Seven astronauts died one year ago on Sunday as their Shuttle Columbia disintegrated above the skies of Texas during re-entry. The shuttle was scheduled to land in Florida about 15 minutes later, but never made it.
All seven astronauts on board died in that disaster one year ago. Here on the South Plains, residents were able to see Columbia's final moments as the shuttle flew toward Florida. As the nation dealt with the tragedy, Lubbock mourned two of its very own.
Navy commander Willie McCool was the pilot of space shuttle Columbia. He was born in San Diego, California but later moved to Lubbock where he graduated from Coronado High School in 1979. Coronado has collected numerous items and photos tracking McCool's journey from student athlete to astronaut to American hero. He brought a spirit towel in honor of his high school along with him on the shuttle. The track and field at Coronado High School has been renamed the "Willie McCool Track and Field." McCool leaves behind a wife and three children.

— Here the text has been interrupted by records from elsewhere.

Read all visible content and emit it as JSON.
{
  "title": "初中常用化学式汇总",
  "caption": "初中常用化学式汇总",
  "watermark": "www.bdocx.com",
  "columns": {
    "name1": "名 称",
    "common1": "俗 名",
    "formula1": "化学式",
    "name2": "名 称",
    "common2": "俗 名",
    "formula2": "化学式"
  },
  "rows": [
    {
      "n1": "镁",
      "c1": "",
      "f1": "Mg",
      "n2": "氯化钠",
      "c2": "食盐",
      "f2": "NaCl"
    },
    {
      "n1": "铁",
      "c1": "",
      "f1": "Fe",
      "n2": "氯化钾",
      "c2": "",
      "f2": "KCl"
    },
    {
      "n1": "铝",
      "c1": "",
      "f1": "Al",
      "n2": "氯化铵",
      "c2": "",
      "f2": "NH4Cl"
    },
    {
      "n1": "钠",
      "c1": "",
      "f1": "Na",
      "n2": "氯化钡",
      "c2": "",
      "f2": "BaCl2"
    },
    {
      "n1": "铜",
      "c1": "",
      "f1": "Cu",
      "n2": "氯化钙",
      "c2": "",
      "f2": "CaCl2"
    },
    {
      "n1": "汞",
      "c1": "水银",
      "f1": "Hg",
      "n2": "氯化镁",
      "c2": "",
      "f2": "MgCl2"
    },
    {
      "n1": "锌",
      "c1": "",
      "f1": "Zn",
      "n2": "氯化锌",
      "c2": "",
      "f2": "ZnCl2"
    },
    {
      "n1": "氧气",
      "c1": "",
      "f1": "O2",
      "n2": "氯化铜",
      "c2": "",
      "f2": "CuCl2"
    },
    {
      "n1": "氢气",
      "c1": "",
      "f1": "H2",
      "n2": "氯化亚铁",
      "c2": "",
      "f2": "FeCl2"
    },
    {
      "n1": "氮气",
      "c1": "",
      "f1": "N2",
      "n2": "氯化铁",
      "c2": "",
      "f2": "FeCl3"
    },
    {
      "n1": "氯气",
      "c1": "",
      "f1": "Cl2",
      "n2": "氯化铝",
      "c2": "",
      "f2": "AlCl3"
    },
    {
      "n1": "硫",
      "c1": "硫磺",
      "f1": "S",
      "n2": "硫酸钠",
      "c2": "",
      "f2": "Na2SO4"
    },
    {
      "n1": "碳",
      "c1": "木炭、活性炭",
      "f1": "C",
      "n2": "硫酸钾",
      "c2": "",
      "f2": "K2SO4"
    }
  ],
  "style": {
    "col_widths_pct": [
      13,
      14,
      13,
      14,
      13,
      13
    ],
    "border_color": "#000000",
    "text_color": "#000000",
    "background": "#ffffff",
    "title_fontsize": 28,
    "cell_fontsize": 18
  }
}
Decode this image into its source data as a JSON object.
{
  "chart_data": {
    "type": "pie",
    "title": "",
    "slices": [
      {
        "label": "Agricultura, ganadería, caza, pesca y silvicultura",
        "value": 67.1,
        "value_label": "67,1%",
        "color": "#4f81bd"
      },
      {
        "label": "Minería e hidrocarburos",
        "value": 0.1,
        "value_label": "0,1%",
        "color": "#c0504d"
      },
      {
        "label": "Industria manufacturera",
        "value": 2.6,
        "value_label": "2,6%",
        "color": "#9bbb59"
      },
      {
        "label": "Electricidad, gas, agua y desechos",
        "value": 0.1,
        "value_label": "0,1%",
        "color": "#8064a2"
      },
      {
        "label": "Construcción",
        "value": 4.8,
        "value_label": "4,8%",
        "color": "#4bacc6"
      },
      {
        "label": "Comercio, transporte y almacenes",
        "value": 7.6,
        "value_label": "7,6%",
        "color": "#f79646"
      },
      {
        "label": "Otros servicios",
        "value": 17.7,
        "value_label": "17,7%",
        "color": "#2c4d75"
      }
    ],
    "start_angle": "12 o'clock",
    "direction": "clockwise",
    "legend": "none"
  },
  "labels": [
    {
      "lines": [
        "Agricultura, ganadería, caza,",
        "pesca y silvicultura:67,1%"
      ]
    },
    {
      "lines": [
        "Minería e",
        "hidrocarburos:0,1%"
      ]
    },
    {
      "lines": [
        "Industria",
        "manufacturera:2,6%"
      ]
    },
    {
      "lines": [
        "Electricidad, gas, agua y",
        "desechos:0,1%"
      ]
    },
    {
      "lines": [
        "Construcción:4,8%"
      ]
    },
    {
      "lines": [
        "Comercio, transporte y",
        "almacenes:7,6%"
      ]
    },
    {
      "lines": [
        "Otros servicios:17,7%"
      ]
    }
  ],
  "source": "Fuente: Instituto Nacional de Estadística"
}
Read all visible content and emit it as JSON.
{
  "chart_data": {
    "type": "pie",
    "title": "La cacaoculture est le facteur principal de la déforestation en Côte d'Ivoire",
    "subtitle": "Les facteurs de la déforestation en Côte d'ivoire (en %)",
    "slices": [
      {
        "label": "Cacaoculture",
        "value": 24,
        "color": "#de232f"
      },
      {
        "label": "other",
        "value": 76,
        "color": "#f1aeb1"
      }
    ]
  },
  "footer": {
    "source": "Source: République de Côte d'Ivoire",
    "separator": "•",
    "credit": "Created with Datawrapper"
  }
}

Columbia Commander Rick Husband is a native of Amarillo who came to school in Lubbock. He graduated with a degree in mechanical engineering from Texas Tech University in 1980. Husband was a member of Tech's Air Force ROTC as well as the Tech Choir. In fact, Husband took a CD with music sung by Tech's Choir aboard Columbia. The airport in Amarillo has been re-named in his honor and now boasts a bronze statue of the astronaut. Husband is survived by his wife and two children.
The space shuttle Columbia launched a new era for NASA and the U.S. space program. At the time, Columbia was the oldest of the four shuttles in service. NASA has grounded the shuttle program since the accident and launched an investigation. A special board later said the fatal damage was caused 82 seconds after liftoff when insulating foam from the external fuel tank struck and damaged the left wing.
Columbia is named after a small sailing vessel that operated out of Boston in 1792 and explored the mouth of the Columbia River.